Los zapatos del hombre sin sombrero de ala ancha eran negros, con un lazo estrictamente apretado en el centro. Rígido, el cordón era fino y tenía las puntas intactas; los extremos por donde a veces se escapa un hilo lo mantenían bien sujeto. Estaba todo atado y bien atado, me dije a mí mismo, al tiempo que intentaba averiguar algo de él a través de su calzado. Lo pulidos que estaban sus zapatos indicaban que, o bien eran nuevos, o bien los cuidaba mucho. Intenté ser listo, perspicaz y detectivesco.

Con la vista pegada al suelo, oí que el hombre tosió. En su tos no detecté ningún acento, ninguna peculiaridad que me dijera algo más de él.

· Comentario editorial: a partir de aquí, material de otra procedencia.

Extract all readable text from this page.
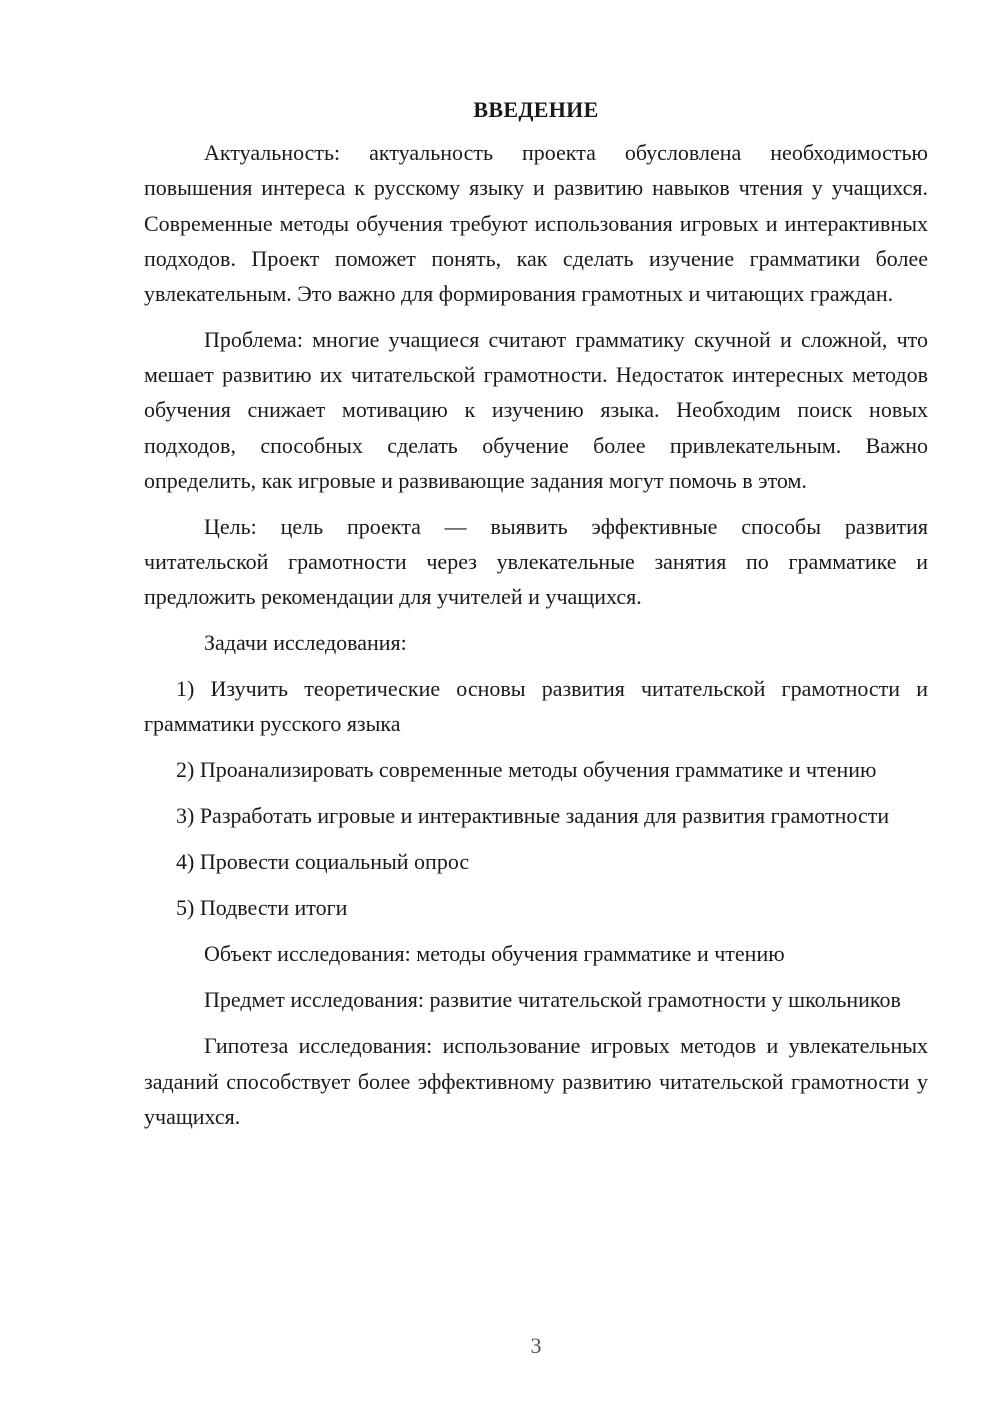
ВВЕДЕНИЕ

Актуальность: актуальность проекта обусловлена необходимостью повышения интереса к русскому языку и развитию навыков чтения у учащихся. Современные методы обучения требуют использования игровых и интерактивных подходов. Проект поможет понять, как сделать изучение грамматики более увлекательным. Это важно для формирования грамотных и читающих граждан.

Проблема: многие учащиеся считают грамматику скучной и сложной, что мешает развитию их читательской грамотности. Недостаток интересных методов обучения снижает мотивацию к изучению языка. Необходим поиск новых подходов, способных сделать обучение более привлекательным. Важно определить, как игровые и развивающие задания могут помочь в этом.

Цель: цель проекта — выявить эффективные способы развития читательской грамотности через увлекательные занятия по грамматике и предложить рекомендации для учителей и учащихся.

Задачи исследования:

1) Изучить теоретические основы развития читательской грамотности и грамматики русского языка

2) Проанализировать современные методы обучения грамматике и чтению

3) Разработать игровые и интерактивные задания для развития грамотности

4) Провести социальный опрос

5) Подвести итоги

Объект исследования: методы обучения грамматике и чтению

Предмет исследования: развитие читательской грамотности у школьников

Гипотеза исследования: использование игровых методов и увлекательных заданий способствует более эффективному развитию читательской грамотности у учащихся.

3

—Excúseme —me dijo en un inglés que traduje inmediata y literalmente al español.

—No problema —le contesté yo mientras alzaba la cabeza para toparme con su rostro de cerca.

Sonreía, aunque no parecía estar riéndose de nada. Fue entonces cuando vi su mano peluda y un anillo que parecía de oro.

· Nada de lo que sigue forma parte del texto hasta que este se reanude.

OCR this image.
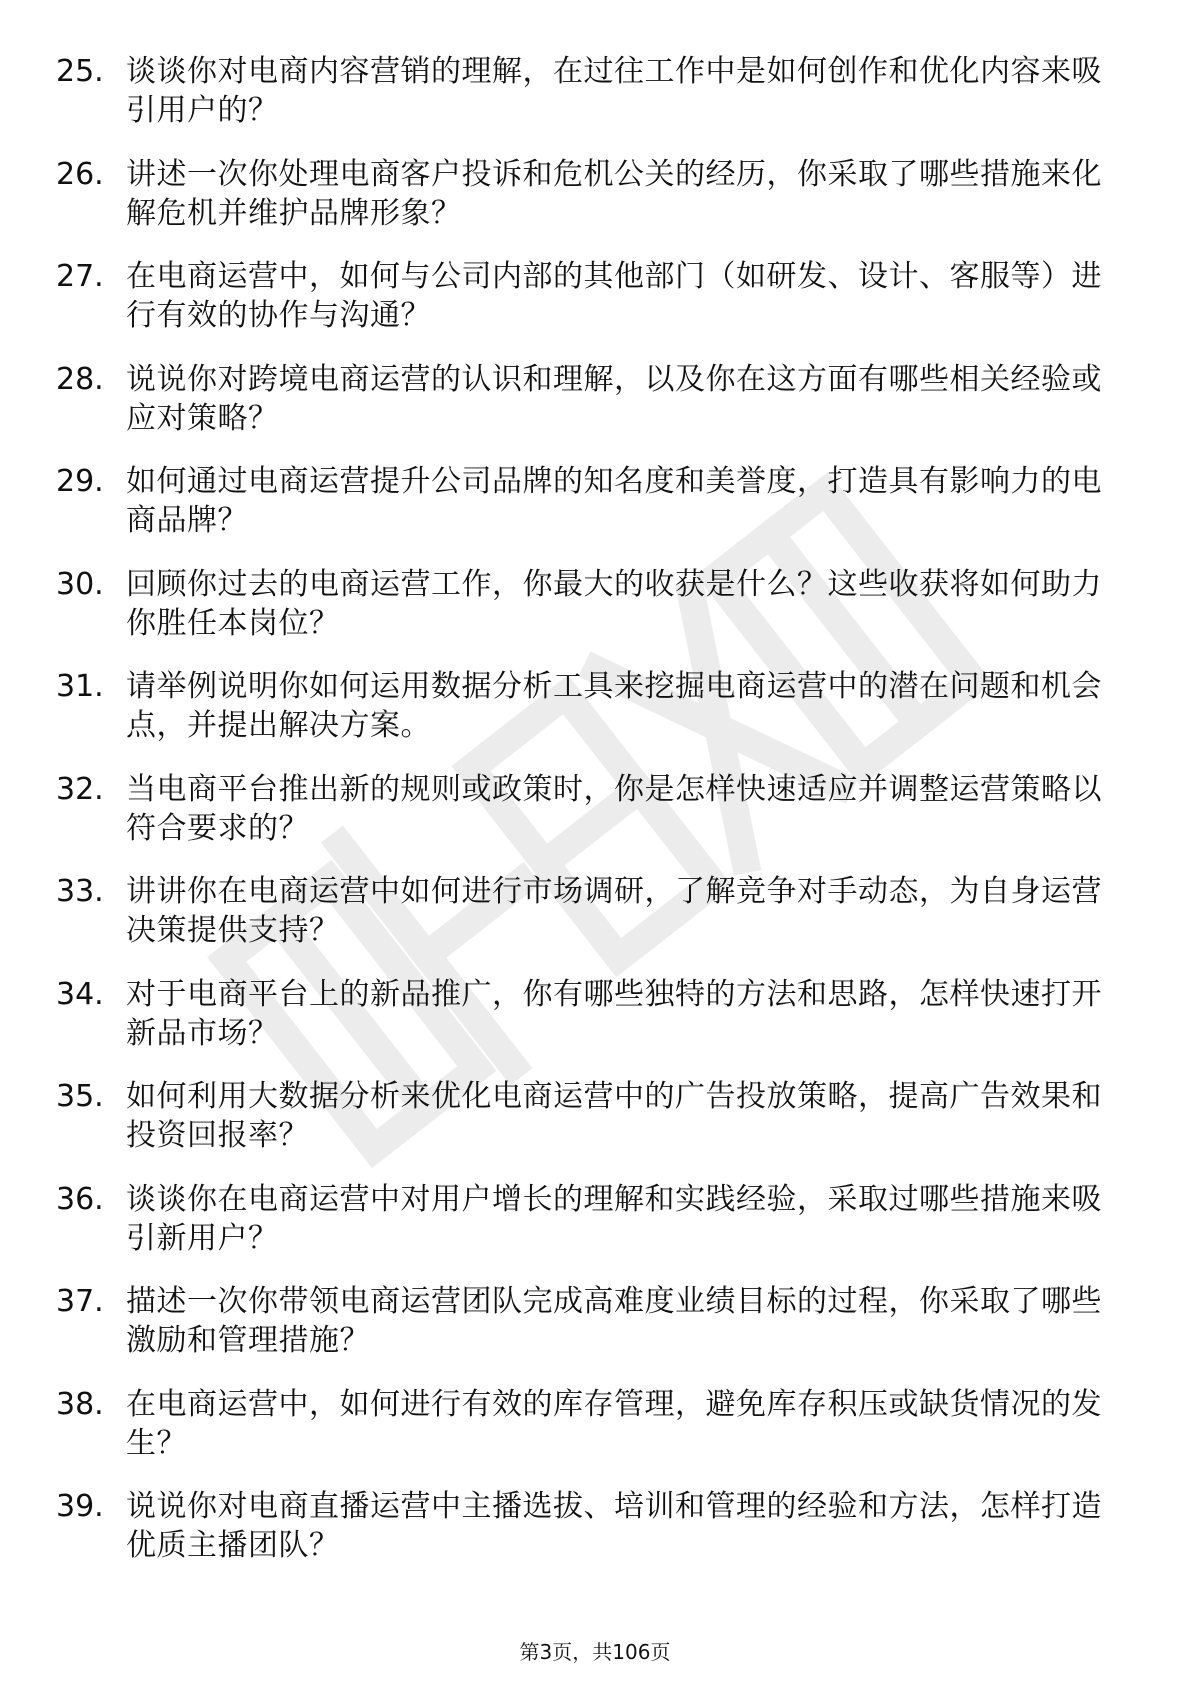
25. 谈谈你对电商内容营销的理解，在过往工作中是如何创作和优化内容来吸引用户的？
26. 讲述一次你处理电商客户投诉和危机公关的经历，你采取了哪些措施来化解危机并维护品牌形象？
27. 在电商运营中，如何与公司内部的其他部门（如研发、设计、客服等）进行有效的协作与沟通？
28. 说说你对跨境电商运营的认识和理解，以及你在这方面有哪些相关经验或应对策略？
29. 如何通过电商运营提升公司品牌的知名度和美誉度，打造具有影响力的电商品牌？
30. 回顾你过去的电商运营工作，你最大的收获是什么？这些收获将如何助力你胜任本岗位？
31. 请举例说明你如何运用数据分析工具来挖掘电商运营中的潜在问题和机会点，并提出解决方案。
32. 当电商平台推出新的规则或政策时，你是怎样快速适应并调整运营策略以符合要求的？
33. 讲讲你在电商运营中如何进行市场调研，了解竞争对手动态，为自身运营决策提供支持？
34. 对于电商平台上的新品推广，你有哪些独特的方法和思路，怎样快速打开新品市场？
35. 如何利用大数据分析来优化电商运营中的广告投放策略，提高广告效果和投资回报率？
36. 谈谈你在电商运营中对用户增长的理解和实践经验，采取过哪些措施来吸引新用户？
37. 描述一次你带领电商运营团队完成高难度业绩目标的过程，你采取了哪些激励和管理措施？
38. 在电商运营中，如何进行有效的库存管理，避免库存积压或缺货情况的发生？
39. 说说你对电商直播运营中主播选拔、培训和管理的经验和方法，怎样打造优质主播团队？
第3页，共106页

—¿Has perdido tú tu planeador? —me preguntó, poniendo a prueba mi inglés de aeropuerto.

—Sí, yo perder el planeador porque llegar tarde por cosas —le respondí, esbozando a mi vez una sonrisa boba.

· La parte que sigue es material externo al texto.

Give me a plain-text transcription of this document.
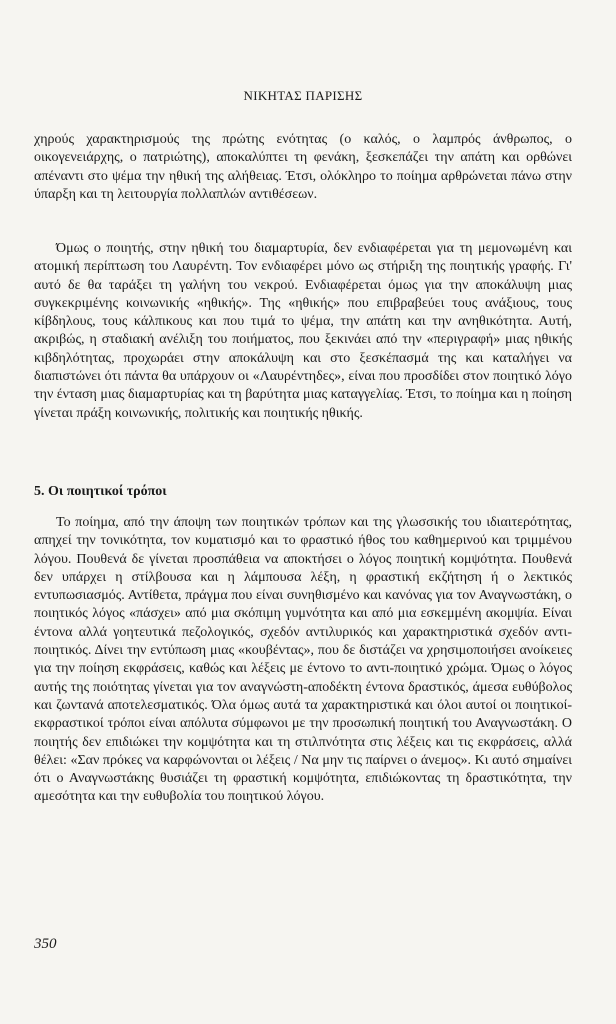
ΝΙΚΗΤΑΣ ΠΑΡΙΣΗΣ

χηρούς χαρακτηρισμούς της πρώτης ενότητας (ο καλός, ο λαμπρός άνθρωπος, ο οικογενειάρχης, ο πατριώτης), αποκαλύπτει τη φενάκη, ξεσκεπάζει την απάτη και ορθώνει απέναντι στο ψέμα την ηθική της αλήθειας. Έτσι, ολόκληρο το ποίημα αρθρώνεται πάνω στην ύπαρξη και τη λειτουργία πολλαπλών αντιθέσεων.

Όμως ο ποιητής, στην ηθική του διαμαρτυρία, δεν ενδιαφέρεται για τη μεμονωμένη και ατομική περίπτωση του Λαυρέντη. Τον ενδιαφέρει μόνο ως στήριξη της ποιητικής γραφής. Γι' αυτό δε θα ταράξει τη γαλήνη του νεκρού. Ενδιαφέρεται όμως για την αποκάλυψη μιας συγκεκριμένης κοινωνικής «ηθικής». Της «ηθικής» που επιβραβεύει τους ανάξιους, τους κίβδηλους, τους κάλπικους και που τιμά το ψέμα, την απάτη και την ανηθικότητα. Αυτή, ακριβώς, η σταδιακή ανέλιξη του ποιήματος, που ξεκινάει από την «περιγραφή» μιας ηθικής κιβδηλότητας, προχωράει στην αποκάλυψη και στο ξεσκέπασμά της και καταλήγει να διαπιστώνει ότι πάντα θα υπάρχουν οι «Λαυρέντηδες», είναι που προσδίδει στον ποιητικό λόγο την ένταση μιας διαμαρτυρίας και τη βαρύτητα μιας καταγγελίας. Έτσι, το ποίημα και η ποίηση γίνεται πράξη κοινωνικής, πολιτικής και ποιητικής ηθικής.

5. Οι ποιητικοί τρόποι

Το ποίημα, από την άποψη των ποιητικών τρόπων και της γλωσσικής του ιδιαιτερότητας, απηχεί την τονικότητα, τον κυματισμό και το φραστικό ήθος του καθημερινού και τριμμένου λόγου. Πουθενά δε γίνεται προσπάθεια να αποκτήσει ο λόγος ποιητική κομψότητα. Πουθενά δεν υπάρχει η στίλβουσα και η λάμπουσα λέξη, η φραστική εκζήτηση ή ο λεκτικός εντυπωσιασμός. Αντίθετα, πράγμα που είναι συνηθισμένο και κανόνας για τον Αναγνωστάκη, ο ποιητικός λόγος «πάσχει» από μια σκόπιμη γυμνότητα και από μια εσκεμμένη ακομψία. Είναι έντονα αλλά γοητευτικά πεζολογικός, σχεδόν αντιλυρικός και χαρακτηριστικά σχεδόν αντι-ποιητικός. Δίνει την εντύπωση μιας «κουβέντας», που δε διστάζει να χρησιμοποιήσει ανοίκειες για την ποίηση εκφράσεις, καθώς και λέξεις με έντονο το αντι-ποιητικό χρώμα. Όμως ο λόγος αυτής της ποιότητας γίνεται για τον αναγνώστη-αποδέκτη έντονα δραστικός, άμεσα ευθύβολος και ζωντανά αποτελεσματικός. Όλα όμως αυτά τα χαρακτηριστικά και όλοι αυτοί οι ποιητικοί-εκφραστικοί τρόποι είναι απόλυτα σύμφωνοι με την προσωπική ποιητική του Αναγνωστάκη. Ο ποιητής δεν επιδιώκει την κομψότητα και τη στιλπνότητα στις λέξεις και τις εκφράσεις, αλλά θέλει: «Σαν πρόκες να καρφώνονται οι λέξεις / Να μην τις παίρνει ο άνεμος». Κι αυτό σημαίνει ότι ο Αναγνωστάκης θυσιάζει τη φραστική κομψότητα, επιδιώκοντας τη δραστικότητα, την αμεσότητα και την ευθυβολία του ποιητικού λόγου.

350
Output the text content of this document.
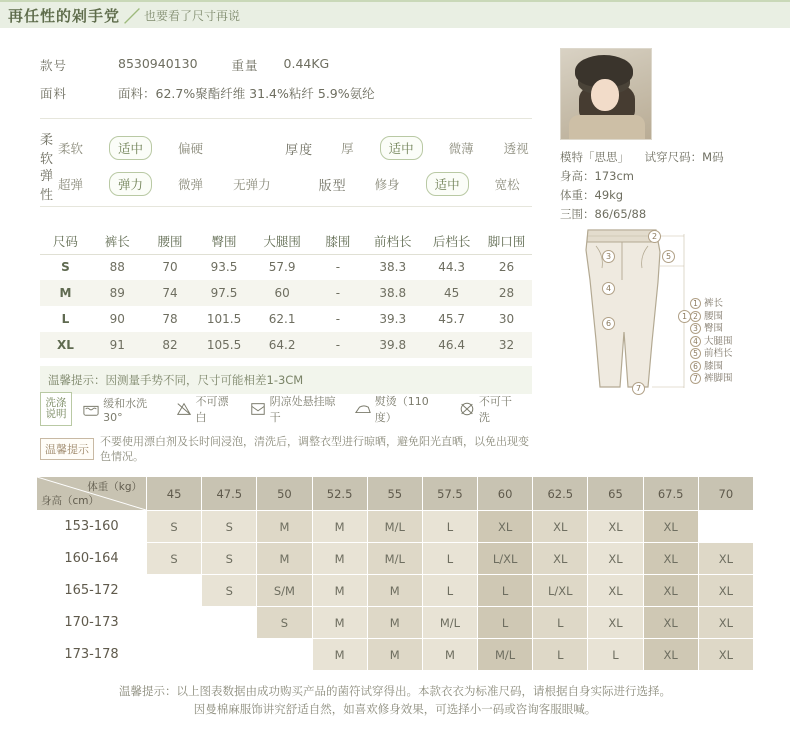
再任性的剁手党 ／ 也要看了尺寸再说
款号	8530940130	重量	0.44KG
面料	面料：62.7%聚酯纤维 31.4%粘纤 5.9%氨纶
柔软
柔软	适中	偏硬	厚度	厚	适中	微薄	透视
弹性
超弹	弹力	微弹	无弹力	版型	修身	适中	宽松
尺码	裤长	腰围	臀围	大腿围	膝围	前档长	后档长	脚口围
S	88	70	93.5	57.9	-	38.3	44.3	26
M	89	74	97.5	60	-	38.8	45	28
L	90	78	101.5	62.1	-	39.3	45.7	30
XL	91	82	105.5	64.2	-	39.8	46.4	32
温馨提示：因测量手势不同，尺寸可能相差1-3CM
洗涤
说明
缓和水洗30°
不可漂白
阴凉处悬挂晾干
熨烫（110度）
不可干洗
温馨提示
不要使用漂白剂及长时间浸泡，清洗后，调整衣型进行晾晒，避免阳光直晒，以免出现变色情况。
模特「思思」 试穿尺码：M码
身高：173cm
体重：49kg
三围：86/65/88
3
4
6
2
5
1
7
1 裤长
2 腰围
3 臀围
4 大腿围
5 前档长
6 膝围
7 裤脚围
体重（kg）
身高（cm）	45	47.5	50	52.5	55	57.5	60	62.5	65	67.5	70
153-160	S	S	M	M	M/L	L	XL	XL	XL	XL	
160-164	S	S	M	M	M/L	L	L/XL	XL	XL	XL	XL
165-172		S	S/M	M	M	L	L	L/XL	XL	XL	XL
170-173			S	M	M	M/L	L	L	XL	XL	XL
173-178				M	M	M	M/L	L	L	XL	XL
温馨提示：以上图表数据由成功购买产品的菌符试穿得出。本款衣衣为标准尺码，请根据自身实际进行选择。
因曼棉麻服饰讲究舒适自然，如喜欢修身效果，可选择小一码或咨询客服眼喊。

El tipo asintió con la cabeza. En ese momento, hubiera sido perfecto que tuviera un sombrero de ala ancha, porque así se lo hubiera podido tocar con el dedo índice para despedirse cordialmente después de aquel intercambio en el lenguaje internacional auxiliar de compás de espera y pasillos de aeropuerto.

—Algo similar sucede a mí —dijo—. Yo tener esperar toda la noche por coger el próximo planeador. Es mejor a pagar otra noche en hotel.

—Sí, esto es la verdad —le respondí.

Y lo siguiente fue el silencio incómodo de la lengua internacional auxiliar cuando ya no tienes ganas de seguir tirando de los tópicos que se me pasaron por la cabeza en una sucesión fulgurante «Esto es frío», «Hay muy gente durmiendo hoy aquí», «Yo estoy español».

—Mi nombre es David. Bonito conocerte —dije finalmente.

Y el tipo asintió, como si ya lo supiera o como si le importara un bledo.

Seguimos sonriéndonos como dos bobos hasta que oímos, a cinco metros de distancia, un golpe seco. Un golpe que, tremendo y pastoril, pensé que sonaba como el ruido del amor no correspondido: seco, duro, indiferente. Sin embargo, aquel golpe había sido el sonido de un hombre muerto cayendo al suelo: seco, duro e indiferente.

El tipo que no llevaba sombrero de ala ancha se dio la vuelta con una cadencia robótica. Ambos nos acercamos a donde había caído el hombre y, para mi sorpresa, reconocí al instante de quién era ese cadáver.

7

—¿Sabes lo que es un cadáver? —me preguntó mi tío Jesús.

Yo, que sí lo sabía, porque a pesar de ser un crío ya había averiguado hacía tiempo qué era la muerte, porque sabía que la muerte era la no vida (pues así solían definirse las cosas y las personas, por su contrario, por lo que se descartaba), me encogí de hombros al intuir que aquella no era la respuesta que me iba a dar mi tío, que siempre me miraba con sus grandes gafas de sol, en las que podías ver reflejado tu propio rostro, amenazante y curvo.

—Pues viene del latín —dijo él con satisfacción mientras pulía un rayajo de su BMW, que era verde, tenía una banderita de España al lado de la matrícula y dos botines cántabros de imitación colgados del espejo interior del coche—. Del latín, como los niños —aclaró, y se rio, mi tío Jesús, que era el dueño de una funeraria que le pagaba esos coches y esas gafas de sol con las que podías ver el mundo y te veías a ti mismo desde una perspectiva completamente distinta: oscura y deforme—. Pues, según cuentan, la palabra «cadáver» surge de la unión de tres palabras, como la Trinidad, ya ves, niño. ¿Sabes qué tres palabras? ¿No? Caro data vernibus —dijo, arrastrando aquel latinajo como si estuviera descubriendo el milagro no revelado de Fátima—. Ca-dá-ver. Esto es, niño: carne dada a los gusanos —añadió, antes de escupir sobre la superficie de su cochazo para limpiar una mota de polvo casi invisible y olvidar toda erudición.

Y eso era un cadáver, algo que se daba a los gusanos; algo que en una acumulación perfecta y estudiada pagaba automóviles de importación; algo que te encontrabas tirado en el suelo de un aero­puerto del este de Europa cuando habías ido persiguiendo una historia de amor.